Dias frios exigem cuidados extras nos passeios com os pets
Melhores horários para caminhar, proteção das patas e sinais de desconforto não devem ser ignorados
Em dias com baixa temperatura muitos tutores são levados a repensarem a rotina de passeio com os animais de estimação. Embora o passeio seja um momento aguardado e importante para o bem-estar físico e mental dos cães, os dias mais frios exigem adaptações para garantir conforto e segurança aos pets.
Assim como os seres humanos, os animais também podem sofrer com o frio intenso. A exposição prolongada às baixas temperaturas pode causar desconforto, reduzir a disposição para atividades físicas e, em alguns casos, agravar problemas de saúde, especialmente em filhotes, idosos e animais com doenças crônicas.
De acordo com Mariana Belloni, médica veterinária e coordenadora do curso de Medicina Veterinária da Faculdade Anhanguera, os passeios não precisam ser suspensos durante as ondas de frio, mas devem ser planejados. “Os cães continuam precisando de estímulos físicos e mentais, mas em dias muito frios, o ideal é priorizar os passeios entre o fim da manhã e o início da tarde, quando as temperaturas costumam ser mais elevadas”, explica.
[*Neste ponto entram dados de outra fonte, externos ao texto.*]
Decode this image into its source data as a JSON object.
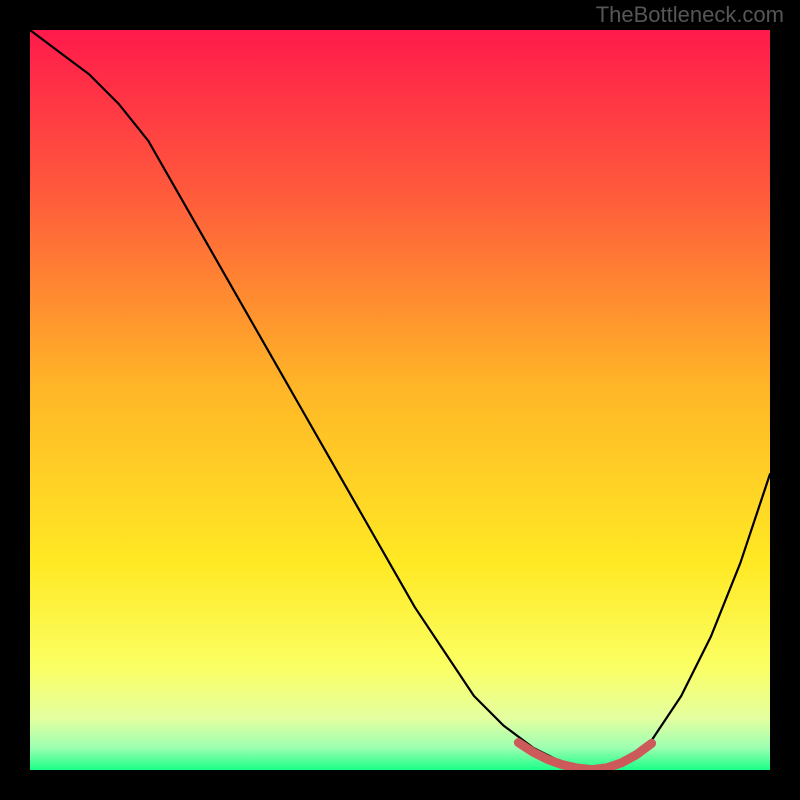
{
  "attribution": "TheBottleneck.com",
  "colors": {
    "page_bg": "#000000",
    "curve_stroke": "#000000",
    "highlight_stroke": "#cc5a5a",
    "gradient": [
      {
        "offset": 0.0,
        "hex": "#ff1a4b"
      },
      {
        "offset": 0.22,
        "hex": "#ff5a3c"
      },
      {
        "offset": 0.48,
        "hex": "#ffb527"
      },
      {
        "offset": 0.72,
        "hex": "#ffe924"
      },
      {
        "offset": 0.86,
        "hex": "#fbff63"
      },
      {
        "offset": 0.93,
        "hex": "#e4ffa0"
      },
      {
        "offset": 0.97,
        "hex": "#9dffb1"
      },
      {
        "offset": 1.0,
        "hex": "#19ff87"
      }
    ]
  },
  "chart_data": {
    "type": "line",
    "title": "",
    "xlabel": "",
    "ylabel": "",
    "xlim": [
      0,
      100
    ],
    "ylim": [
      0,
      100
    ],
    "series": [
      {
        "name": "bottleneck-curve",
        "x": [
          0,
          4,
          8,
          12,
          16,
          20,
          24,
          28,
          32,
          36,
          40,
          44,
          48,
          52,
          56,
          60,
          64,
          68,
          72,
          76,
          80,
          84,
          88,
          92,
          96,
          100
        ],
        "y": [
          100,
          97,
          94,
          90,
          85,
          78,
          71,
          64,
          57,
          50,
          43,
          36,
          29,
          22,
          16,
          10,
          6,
          3,
          1,
          0,
          1,
          4,
          10,
          18,
          28,
          40
        ]
      },
      {
        "name": "optimal-highlight",
        "x": [
          66,
          68,
          70,
          72,
          74,
          76,
          78,
          80,
          82,
          84
        ],
        "y": [
          3.7,
          2.4,
          1.4,
          0.7,
          0.25,
          0.05,
          0.3,
          1.0,
          2.1,
          3.6
        ]
      }
    ]
  }
}
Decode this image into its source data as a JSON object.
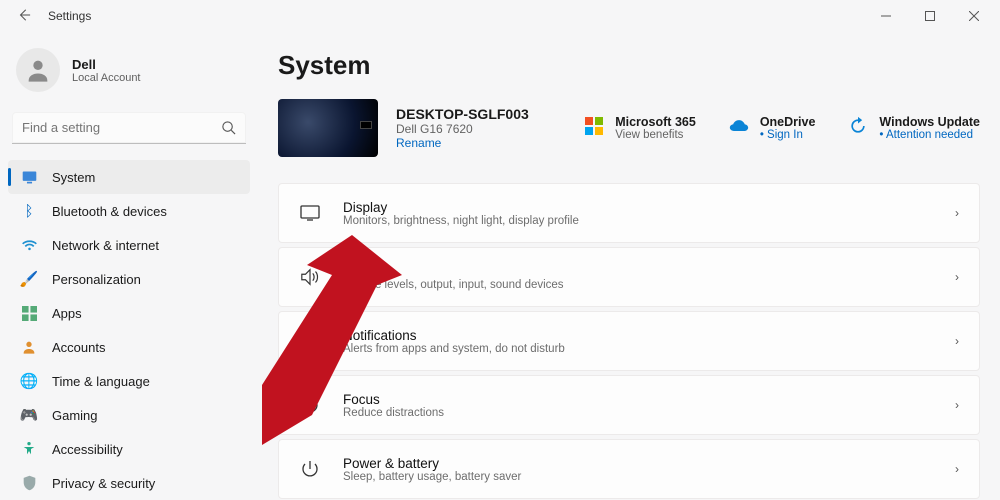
{
  "window": {
    "title": "Settings"
  },
  "profile": {
    "name": "Dell",
    "sub": "Local Account"
  },
  "search": {
    "placeholder": "Find a setting"
  },
  "sidebar": {
    "items": [
      {
        "label": "System"
      },
      {
        "label": "Bluetooth & devices"
      },
      {
        "label": "Network & internet"
      },
      {
        "label": "Personalization"
      },
      {
        "label": "Apps"
      },
      {
        "label": "Accounts"
      },
      {
        "label": "Time & language"
      },
      {
        "label": "Gaming"
      },
      {
        "label": "Accessibility"
      },
      {
        "label": "Privacy & security"
      }
    ]
  },
  "header": {
    "title": "System"
  },
  "device": {
    "name": "DESKTOP-SGLF003",
    "model": "Dell G16 7620",
    "rename": "Rename"
  },
  "quick": {
    "m365": {
      "title": "Microsoft 365",
      "sub": "View benefits"
    },
    "onedrive": {
      "title": "OneDrive",
      "sub": "Sign In"
    },
    "update": {
      "title": "Windows Update",
      "sub": "Attention needed"
    }
  },
  "rows": {
    "display": {
      "title": "Display",
      "sub": "Monitors, brightness, night light, display profile"
    },
    "sound": {
      "title": "Sound",
      "sub": "Volume levels, output, input, sound devices"
    },
    "notifications": {
      "title": "Notifications",
      "sub": "Alerts from apps and system, do not disturb"
    },
    "focus": {
      "title": "Focus",
      "sub": "Reduce distractions"
    },
    "power": {
      "title": "Power & battery",
      "sub": "Sleep, battery usage, battery saver"
    }
  }
}
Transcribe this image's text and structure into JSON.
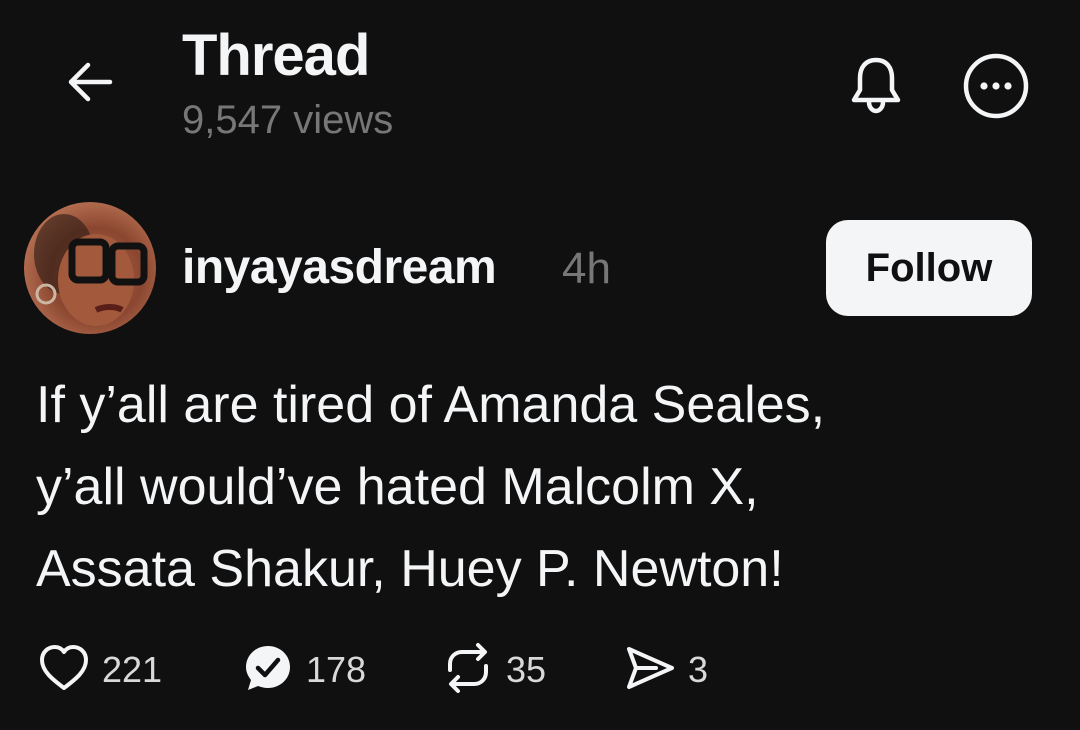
{
  "header": {
    "title": "Thread",
    "views": "9,547 views",
    "back_icon": "back-arrow-icon",
    "bell_icon": "bell-icon",
    "more_icon": "more-options-icon"
  },
  "post": {
    "author": "inyayasdream",
    "time": "4h",
    "follow_label": "Follow",
    "text_lines": [
      "If y’all are tired of Amanda Seales,",
      "y’all would’ve hated Malcolm X,",
      "Assata Shakur, Huey P. Newton!"
    ],
    "actions": {
      "likes": "221",
      "replies": "178",
      "reposts": "35",
      "shares": "3"
    }
  },
  "colors": {
    "background": "#101010",
    "primary_text": "#f3f5f7",
    "secondary_text": "#777777",
    "follow_button_bg": "#f3f5f7",
    "follow_button_text": "#101010"
  }
}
Além da temperatura ambiente, é importante considerar fatores como vento e umidade, que podem aumentar a sensação de frio e provocar desconforto. Os horários próximos ao amanhecer e à noite geralmente concentram o frio mais intenso. “Sempre que possível, os passeios devem ser realizados entre 10h e 15h, período em que há maior incidência solar e condições mais confortáveis para os animais”, orienta a veterinária.
Atenção especial às patas
Outro cuidado importante durante o inverno está relacionado ao contato das patas com superfícies frias. Calçadas, pisos de pedra e áreas úmidas podem favorecer perda de calor corporal. Além disso, a umidade constante nas patas favorece a proliferação de fungos e bactérias, especialmente entre os dedos, onde há menor ventilação. “Com o tempo, isso pode provocar dermatites, infecções e bastante desconforto, por isso é recomendado que os tutores sequem bem as patas após passeios em ambientes molhados e observem sinais como vermelhidão, coceira, inchaço ou odor diferente”, explica a médica-veterinária.
Para cães mais sensíveis, especialmente os de pequeno porte, idosos ou com pelagem curta, o uso de botas específicas para pets pode ser uma alternativa, desde que o animal esteja adaptado ao acessório.
Roupas podem ajudar, mas nem sempre são necessárias
O uso de roupas também pode ser benéfico em algumas situações. Raças de pelagem curta, cães de pequeno porte, filhotes e idosos tendem a perder calor com mais facilidade e podem se beneficiar de agasalhos durante os passeios. “No entanto, é importante respeitar as características de cada animal. Algumas raças possuem uma pelagem naturalmente preparada para suportar temperaturas mais baixas e podem não precisar de roupas. O principal é observar o comportamento do pet e evitar excessos que possam causar superaquecimento ou limitar seus movimentos”, explica a especialista.
Durante os passeios, os tutores devem ficar atentos a possíveis sinais de que o animal está sofrendo com o frio. Tremores, postura encolhida, relutância em caminhar, busca constante por abrigo e levantamento frequente das patas podem indicar desconforto térmico. “Se o cão demonstra resistência para continuar o passeio, começa a tremer ou procura constantemente locais protegidos, é um sinal de que o frio pode estar excessivo para ele. Nesses casos, o ideal é encerrar a atividade e levá-lo para um ambiente aquecido”, alerta a veterinária.
Mudanças de comportamento após o passeio, como apatia, sonolência excessiva ou falta de apetite, também devem ser observadas e, se persistirem, devem ser avaliadas por um profissional.